Outro caso ruidoso foi o da compra por opositores do candidato a governador de São Paulo, José Serra, do famoso “dossiê das sanguessugas”. Pessoas supostamente ligadas ao candidato opositor Aloísio Mercadante teriam comprado um dossiê que ligava políticos do PSDB à Operação Sanguessuga. A operação da Polícia Federal que descobriu uma máfia de superfaturamento de ambulâncias que envolvia políticos e funcionários do Ministério da Saúde. A Comissão Parlamentar de Inquérito recomendou a cassação de 72 parlamentares. O tratamento do caso como “falso dossiê” abafou um exemplar tratamento para o fato. Só importou a exploração eleitoral da suposta compra do dossiê.

Nova ameaça, novo “dossiê”. Foi o que ocorreu com o preparo do livro do jornalista Amaury Ribeiro Júnior. O livro promete mostrar os beneficiários das privatizações da era FHC e as atividades contravencionais do candidato Serra e sua filha Verônica. Um outro capítulo deverá mostrar a usina de arapongagem montada no Ministério da Saúde de Serra, ao custo de R$ 1,8 milhão. Objetivo: bisbilhotar opositores à sua futura candidatura presidencial. Os assuntos relacionados pelo jornalista foram imediatamente substituídos pelos aliados do ex-ministro, com ajuda unânime da mídia, por um satânico factóide a que denominaram de “dossiê anti-Serra”.

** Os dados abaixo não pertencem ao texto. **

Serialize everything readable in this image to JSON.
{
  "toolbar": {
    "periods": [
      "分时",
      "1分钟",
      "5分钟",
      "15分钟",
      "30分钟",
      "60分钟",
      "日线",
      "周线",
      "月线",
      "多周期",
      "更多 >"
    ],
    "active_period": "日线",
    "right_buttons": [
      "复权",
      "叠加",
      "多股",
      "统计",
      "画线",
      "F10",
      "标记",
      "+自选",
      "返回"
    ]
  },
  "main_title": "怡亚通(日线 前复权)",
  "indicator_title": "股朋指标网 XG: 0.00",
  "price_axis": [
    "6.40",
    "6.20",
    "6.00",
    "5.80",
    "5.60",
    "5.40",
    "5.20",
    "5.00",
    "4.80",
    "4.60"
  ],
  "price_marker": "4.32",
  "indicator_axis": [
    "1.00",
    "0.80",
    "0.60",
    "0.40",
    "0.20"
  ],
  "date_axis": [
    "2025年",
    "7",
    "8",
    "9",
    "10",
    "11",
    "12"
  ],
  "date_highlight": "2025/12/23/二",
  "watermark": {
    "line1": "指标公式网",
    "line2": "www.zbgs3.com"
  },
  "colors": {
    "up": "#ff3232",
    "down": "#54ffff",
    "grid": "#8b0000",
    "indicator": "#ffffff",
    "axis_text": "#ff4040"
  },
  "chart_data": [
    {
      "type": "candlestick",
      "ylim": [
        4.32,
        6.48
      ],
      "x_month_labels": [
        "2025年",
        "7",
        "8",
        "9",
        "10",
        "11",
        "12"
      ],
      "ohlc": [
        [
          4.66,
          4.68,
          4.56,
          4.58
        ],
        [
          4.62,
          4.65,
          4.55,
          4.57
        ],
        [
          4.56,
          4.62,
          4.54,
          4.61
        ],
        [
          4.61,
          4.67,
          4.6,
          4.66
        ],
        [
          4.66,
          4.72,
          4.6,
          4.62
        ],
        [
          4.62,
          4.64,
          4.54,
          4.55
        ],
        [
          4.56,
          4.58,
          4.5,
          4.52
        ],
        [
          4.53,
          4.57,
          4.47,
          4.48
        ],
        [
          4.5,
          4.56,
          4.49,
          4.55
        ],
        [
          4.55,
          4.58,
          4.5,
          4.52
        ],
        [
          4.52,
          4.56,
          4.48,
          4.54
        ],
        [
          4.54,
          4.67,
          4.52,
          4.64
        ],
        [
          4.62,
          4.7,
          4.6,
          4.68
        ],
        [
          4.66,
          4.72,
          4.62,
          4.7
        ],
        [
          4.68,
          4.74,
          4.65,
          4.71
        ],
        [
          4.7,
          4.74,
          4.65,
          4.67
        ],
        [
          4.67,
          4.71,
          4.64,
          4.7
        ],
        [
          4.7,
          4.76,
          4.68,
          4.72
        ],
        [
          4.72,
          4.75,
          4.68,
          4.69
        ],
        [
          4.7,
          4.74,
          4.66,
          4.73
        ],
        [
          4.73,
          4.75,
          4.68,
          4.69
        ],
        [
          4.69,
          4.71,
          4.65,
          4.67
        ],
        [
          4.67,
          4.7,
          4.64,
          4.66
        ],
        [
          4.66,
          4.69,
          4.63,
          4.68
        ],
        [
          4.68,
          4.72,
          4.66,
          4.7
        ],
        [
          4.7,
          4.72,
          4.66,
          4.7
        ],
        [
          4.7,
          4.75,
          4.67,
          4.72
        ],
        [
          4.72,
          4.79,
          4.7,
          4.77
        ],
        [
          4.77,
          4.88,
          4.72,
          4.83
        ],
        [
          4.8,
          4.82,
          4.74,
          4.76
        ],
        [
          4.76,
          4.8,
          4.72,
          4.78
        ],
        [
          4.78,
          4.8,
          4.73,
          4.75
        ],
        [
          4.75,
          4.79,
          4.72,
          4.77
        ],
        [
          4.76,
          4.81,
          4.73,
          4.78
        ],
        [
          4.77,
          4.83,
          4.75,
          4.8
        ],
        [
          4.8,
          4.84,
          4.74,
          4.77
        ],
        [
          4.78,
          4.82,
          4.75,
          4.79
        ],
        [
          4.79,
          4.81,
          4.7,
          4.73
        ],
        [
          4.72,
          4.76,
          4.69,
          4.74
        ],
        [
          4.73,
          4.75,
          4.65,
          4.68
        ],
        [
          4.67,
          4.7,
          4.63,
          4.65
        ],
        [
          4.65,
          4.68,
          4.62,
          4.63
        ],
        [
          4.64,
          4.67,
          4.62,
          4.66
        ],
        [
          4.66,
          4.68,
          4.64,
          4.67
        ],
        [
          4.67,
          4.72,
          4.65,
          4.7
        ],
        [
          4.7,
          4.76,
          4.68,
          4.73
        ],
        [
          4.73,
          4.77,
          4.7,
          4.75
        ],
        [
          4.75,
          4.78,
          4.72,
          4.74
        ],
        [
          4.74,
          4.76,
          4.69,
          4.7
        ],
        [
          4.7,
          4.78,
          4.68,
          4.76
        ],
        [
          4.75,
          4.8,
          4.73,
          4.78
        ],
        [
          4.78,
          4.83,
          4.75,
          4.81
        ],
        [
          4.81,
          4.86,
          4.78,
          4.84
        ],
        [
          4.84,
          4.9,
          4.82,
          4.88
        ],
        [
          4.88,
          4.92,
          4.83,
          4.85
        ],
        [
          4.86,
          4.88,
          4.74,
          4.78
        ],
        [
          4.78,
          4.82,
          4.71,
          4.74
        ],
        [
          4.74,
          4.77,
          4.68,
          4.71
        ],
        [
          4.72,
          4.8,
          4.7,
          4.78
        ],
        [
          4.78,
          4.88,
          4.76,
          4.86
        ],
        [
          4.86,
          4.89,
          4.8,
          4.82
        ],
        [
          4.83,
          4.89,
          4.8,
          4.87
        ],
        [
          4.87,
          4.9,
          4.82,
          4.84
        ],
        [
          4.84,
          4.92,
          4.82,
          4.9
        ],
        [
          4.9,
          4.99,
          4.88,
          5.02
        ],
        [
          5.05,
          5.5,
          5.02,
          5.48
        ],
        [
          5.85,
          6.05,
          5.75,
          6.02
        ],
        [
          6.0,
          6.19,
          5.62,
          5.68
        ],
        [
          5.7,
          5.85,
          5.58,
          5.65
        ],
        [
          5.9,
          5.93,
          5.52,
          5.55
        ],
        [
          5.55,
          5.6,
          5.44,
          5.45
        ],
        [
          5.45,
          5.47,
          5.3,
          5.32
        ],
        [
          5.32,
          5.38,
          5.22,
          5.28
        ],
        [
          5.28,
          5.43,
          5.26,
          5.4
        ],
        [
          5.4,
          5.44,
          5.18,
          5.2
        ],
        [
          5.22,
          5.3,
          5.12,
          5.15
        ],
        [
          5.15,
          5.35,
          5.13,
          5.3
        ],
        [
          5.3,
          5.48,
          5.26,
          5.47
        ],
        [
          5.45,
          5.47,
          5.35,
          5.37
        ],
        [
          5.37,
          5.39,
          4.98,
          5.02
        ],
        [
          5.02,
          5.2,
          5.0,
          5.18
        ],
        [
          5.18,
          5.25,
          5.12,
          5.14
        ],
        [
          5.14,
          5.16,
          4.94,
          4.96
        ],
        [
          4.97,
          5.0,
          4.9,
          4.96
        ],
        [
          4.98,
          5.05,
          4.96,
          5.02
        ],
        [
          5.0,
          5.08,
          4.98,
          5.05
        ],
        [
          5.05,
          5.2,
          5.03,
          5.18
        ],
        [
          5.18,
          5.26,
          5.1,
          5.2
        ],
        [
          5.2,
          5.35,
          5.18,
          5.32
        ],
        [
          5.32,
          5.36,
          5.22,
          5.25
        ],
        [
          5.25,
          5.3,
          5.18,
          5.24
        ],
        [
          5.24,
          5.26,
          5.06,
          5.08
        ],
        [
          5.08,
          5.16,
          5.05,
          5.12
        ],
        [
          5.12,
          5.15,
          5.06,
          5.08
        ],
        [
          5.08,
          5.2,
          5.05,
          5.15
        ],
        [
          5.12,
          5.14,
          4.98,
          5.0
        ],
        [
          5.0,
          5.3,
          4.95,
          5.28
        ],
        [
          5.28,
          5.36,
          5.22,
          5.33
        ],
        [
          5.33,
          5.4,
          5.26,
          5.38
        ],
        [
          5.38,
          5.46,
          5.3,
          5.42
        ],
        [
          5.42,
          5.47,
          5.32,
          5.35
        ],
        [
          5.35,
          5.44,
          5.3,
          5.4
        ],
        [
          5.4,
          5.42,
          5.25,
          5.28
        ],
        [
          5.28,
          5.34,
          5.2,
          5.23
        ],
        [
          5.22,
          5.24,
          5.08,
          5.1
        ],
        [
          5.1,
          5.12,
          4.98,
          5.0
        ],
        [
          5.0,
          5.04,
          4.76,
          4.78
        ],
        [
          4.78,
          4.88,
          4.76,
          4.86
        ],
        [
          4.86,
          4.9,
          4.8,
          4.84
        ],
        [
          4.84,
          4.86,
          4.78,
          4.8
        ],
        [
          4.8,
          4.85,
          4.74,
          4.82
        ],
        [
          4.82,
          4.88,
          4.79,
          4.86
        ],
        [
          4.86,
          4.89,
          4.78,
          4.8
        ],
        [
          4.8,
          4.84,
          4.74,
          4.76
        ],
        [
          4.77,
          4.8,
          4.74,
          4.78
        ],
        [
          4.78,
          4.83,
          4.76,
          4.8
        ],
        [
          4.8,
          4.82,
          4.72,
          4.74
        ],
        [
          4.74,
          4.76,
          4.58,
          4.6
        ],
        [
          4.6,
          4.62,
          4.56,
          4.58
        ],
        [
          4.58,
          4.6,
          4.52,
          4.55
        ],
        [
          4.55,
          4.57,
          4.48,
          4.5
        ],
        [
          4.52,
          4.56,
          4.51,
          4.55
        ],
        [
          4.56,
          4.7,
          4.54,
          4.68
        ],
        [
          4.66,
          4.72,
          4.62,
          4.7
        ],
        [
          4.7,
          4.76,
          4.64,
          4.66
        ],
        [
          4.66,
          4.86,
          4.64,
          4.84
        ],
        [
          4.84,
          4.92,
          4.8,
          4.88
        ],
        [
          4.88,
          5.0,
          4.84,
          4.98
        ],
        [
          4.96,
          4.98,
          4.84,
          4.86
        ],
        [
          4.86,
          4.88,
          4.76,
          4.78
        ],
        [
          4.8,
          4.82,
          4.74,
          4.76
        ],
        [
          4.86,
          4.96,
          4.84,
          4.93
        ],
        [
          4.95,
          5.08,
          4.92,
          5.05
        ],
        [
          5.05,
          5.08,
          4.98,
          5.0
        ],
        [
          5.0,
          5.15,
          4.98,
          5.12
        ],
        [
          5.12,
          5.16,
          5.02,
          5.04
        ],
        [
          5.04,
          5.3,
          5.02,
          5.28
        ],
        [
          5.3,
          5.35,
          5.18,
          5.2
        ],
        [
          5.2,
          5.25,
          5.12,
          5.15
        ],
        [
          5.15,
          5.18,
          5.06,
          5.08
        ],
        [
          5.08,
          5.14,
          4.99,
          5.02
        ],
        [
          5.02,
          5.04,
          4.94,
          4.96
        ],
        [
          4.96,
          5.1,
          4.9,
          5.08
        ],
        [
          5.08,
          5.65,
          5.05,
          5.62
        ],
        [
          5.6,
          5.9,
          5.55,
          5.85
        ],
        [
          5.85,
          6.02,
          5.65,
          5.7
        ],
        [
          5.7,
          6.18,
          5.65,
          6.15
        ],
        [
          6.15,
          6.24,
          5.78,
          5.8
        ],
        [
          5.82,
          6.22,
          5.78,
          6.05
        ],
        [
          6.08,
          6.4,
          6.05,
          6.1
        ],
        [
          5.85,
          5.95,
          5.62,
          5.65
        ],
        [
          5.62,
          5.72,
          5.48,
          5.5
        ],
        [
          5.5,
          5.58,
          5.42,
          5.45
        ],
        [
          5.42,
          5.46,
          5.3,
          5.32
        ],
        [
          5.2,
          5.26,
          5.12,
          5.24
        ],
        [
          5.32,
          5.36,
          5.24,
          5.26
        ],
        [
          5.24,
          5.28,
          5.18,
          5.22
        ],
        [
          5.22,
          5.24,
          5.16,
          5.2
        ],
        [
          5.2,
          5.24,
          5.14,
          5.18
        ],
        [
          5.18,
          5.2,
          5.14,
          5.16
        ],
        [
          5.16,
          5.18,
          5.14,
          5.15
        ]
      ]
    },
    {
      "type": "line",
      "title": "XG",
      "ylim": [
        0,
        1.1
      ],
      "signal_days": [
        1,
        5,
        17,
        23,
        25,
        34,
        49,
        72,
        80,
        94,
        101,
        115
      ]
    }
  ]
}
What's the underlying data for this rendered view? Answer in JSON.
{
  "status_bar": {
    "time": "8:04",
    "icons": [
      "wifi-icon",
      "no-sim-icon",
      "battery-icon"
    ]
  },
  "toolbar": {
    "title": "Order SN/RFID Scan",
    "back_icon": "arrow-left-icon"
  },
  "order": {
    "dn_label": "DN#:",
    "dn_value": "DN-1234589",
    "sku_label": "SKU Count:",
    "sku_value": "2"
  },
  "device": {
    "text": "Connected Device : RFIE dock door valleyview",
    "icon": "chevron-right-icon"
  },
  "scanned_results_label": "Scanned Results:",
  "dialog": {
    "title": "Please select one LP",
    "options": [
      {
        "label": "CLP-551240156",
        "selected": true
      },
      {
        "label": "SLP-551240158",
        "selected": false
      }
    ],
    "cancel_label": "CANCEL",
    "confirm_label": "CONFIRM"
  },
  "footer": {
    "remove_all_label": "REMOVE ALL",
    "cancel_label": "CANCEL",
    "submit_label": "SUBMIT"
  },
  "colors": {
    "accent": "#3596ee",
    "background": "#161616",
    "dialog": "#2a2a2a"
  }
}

O preparo do livro de Amaury representa um grande perigo para o projeto tucano e de outros setores ligados à mídia nacional. Incomoda a todos a continuidade da independência da atual política externa governo em relação ao expansionismo de Washington. Como incomoda a continuação do foco interno do governo na superação do fosso social brasileiro. A encenação do atual “dossiê” falhou por falta de um mínimo de consistência e seriedade, apesar do grande esforço serrista-midiático. No entanto, seu objetivo imediato alcançou pleno êxito: afastar temporariamente a sujeira que prometia detonar de vez a candidatura tucana.